Within a week, my gaming life had changed forever. I was flying in fleets, sometimes with hundreds of other pilots. I was on more killmails my first week in fleet than I’d had in my entire Eve career prior. I also felt, for the first time, like I really knew what as going on and was comfortable with what I was doing. Goonswarm’s secret weapon is how they treat newcomers. Every Ship Counts isn’t just propoganda, it’s a way of life. They may call you a moron and a spy if you ask something stupid, but they’ll also answer your question in detail, point you at documentation on the wiki, and probably give you another free rifter and a few million isk. In most corporations I’ve been part of, I really felt like I was walking on eggshells. That I was constantly on trial. In the swarm, I felt like I as free to just play and correspondingly, I was a lot more effective in the game trying to do the right thing rather than trying to avoid doing the wrong thing.
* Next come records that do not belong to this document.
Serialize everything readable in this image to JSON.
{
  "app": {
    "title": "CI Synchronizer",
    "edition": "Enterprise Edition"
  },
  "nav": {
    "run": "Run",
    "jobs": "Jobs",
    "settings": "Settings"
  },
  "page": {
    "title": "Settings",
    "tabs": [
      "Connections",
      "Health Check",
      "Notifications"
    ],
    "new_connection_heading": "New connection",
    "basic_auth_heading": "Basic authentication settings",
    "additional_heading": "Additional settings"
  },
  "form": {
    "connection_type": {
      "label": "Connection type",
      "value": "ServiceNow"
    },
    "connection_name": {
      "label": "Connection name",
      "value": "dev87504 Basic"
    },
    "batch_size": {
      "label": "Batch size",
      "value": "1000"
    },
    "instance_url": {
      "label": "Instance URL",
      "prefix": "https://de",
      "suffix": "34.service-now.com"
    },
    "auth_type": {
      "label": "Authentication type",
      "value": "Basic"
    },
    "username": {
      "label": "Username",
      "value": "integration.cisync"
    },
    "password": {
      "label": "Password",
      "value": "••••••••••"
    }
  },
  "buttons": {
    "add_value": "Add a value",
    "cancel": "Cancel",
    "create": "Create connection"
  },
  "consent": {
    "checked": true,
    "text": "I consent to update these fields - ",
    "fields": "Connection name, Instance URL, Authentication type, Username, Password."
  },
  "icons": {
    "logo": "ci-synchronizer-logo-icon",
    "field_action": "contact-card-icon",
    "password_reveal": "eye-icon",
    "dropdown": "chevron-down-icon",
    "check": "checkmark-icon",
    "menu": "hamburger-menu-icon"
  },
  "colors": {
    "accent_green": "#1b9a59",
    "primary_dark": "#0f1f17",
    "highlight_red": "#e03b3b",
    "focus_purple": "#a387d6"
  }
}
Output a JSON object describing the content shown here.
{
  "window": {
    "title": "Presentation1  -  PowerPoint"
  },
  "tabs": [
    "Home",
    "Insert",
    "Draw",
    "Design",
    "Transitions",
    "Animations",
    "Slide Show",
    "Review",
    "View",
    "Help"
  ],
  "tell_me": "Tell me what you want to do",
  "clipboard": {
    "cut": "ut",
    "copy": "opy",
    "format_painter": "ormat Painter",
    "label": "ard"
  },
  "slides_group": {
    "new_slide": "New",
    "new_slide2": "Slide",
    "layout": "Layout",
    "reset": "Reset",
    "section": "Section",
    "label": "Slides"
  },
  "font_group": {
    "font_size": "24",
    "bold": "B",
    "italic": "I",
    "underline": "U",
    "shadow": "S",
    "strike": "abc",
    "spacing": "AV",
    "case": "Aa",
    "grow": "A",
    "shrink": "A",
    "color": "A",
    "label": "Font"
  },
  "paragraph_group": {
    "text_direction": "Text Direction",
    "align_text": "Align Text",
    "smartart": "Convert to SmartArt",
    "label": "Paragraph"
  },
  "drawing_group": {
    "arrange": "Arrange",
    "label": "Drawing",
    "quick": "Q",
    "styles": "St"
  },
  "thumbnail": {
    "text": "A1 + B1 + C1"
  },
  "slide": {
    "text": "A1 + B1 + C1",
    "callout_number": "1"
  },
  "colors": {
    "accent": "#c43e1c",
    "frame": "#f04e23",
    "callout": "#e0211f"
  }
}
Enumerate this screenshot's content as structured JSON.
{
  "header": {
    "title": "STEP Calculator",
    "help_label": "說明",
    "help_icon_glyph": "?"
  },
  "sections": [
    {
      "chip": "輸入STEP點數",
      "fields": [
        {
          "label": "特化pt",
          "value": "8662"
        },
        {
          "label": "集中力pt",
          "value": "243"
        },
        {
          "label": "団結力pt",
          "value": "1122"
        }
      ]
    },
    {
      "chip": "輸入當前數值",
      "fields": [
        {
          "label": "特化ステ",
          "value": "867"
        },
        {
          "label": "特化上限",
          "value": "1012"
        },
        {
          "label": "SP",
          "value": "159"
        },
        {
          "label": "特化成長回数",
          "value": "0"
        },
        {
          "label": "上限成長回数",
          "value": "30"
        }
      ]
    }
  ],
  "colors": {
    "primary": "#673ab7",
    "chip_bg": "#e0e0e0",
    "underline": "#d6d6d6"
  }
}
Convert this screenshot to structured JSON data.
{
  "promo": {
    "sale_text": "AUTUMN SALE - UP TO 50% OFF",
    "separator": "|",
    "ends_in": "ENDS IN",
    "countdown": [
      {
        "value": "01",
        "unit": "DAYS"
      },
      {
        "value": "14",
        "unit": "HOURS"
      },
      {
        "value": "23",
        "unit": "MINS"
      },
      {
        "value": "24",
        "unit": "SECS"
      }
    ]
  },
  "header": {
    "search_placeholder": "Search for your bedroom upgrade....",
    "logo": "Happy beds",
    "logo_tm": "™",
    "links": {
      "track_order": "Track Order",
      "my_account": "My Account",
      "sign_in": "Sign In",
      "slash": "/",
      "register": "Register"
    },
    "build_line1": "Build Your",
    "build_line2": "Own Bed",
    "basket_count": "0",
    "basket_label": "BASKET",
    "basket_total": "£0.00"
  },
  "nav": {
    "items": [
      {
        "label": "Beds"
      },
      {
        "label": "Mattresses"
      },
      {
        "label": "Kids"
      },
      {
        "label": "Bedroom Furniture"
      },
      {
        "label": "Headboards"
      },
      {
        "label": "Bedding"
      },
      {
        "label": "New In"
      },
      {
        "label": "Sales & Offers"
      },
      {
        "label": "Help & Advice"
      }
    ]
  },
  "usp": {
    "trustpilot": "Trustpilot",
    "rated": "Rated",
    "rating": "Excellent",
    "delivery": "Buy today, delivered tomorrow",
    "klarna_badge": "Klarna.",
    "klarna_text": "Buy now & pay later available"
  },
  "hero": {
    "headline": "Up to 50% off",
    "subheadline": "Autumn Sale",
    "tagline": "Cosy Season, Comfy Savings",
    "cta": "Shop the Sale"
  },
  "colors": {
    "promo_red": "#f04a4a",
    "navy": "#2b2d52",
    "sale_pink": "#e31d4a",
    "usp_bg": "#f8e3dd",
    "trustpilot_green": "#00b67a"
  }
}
And far from ragequitting, my biggest surprise was that I spent far more time on comms laughing than being politically agitated. Far more time laughing than I have in most games. The humor may be sometimes crude, but it’s usually quite clever and very very well aimed. Yes, I’ve probably heard more racial, misogynist, and homophobic epithets since January than I did in the previous decade. I understand politically the problems with this type of “South Park humor,” but I also detect little hate or harm intended. I’ve never felt I had to leave a goon fleet because someone was spewing truly hateful racist bile that they believed, something I can’t say about my tenure in the NC where I once abandoned a fleet when some mouth breather couldn’t keep his frothing racism about President Obama out of comms.

But more than anything, the big fleets and participation in the universe changing events grabbed me. After reading about Eve for literally years and finding reality didn’t measure up, I was part of the Big Game and living what I’d previously only read about.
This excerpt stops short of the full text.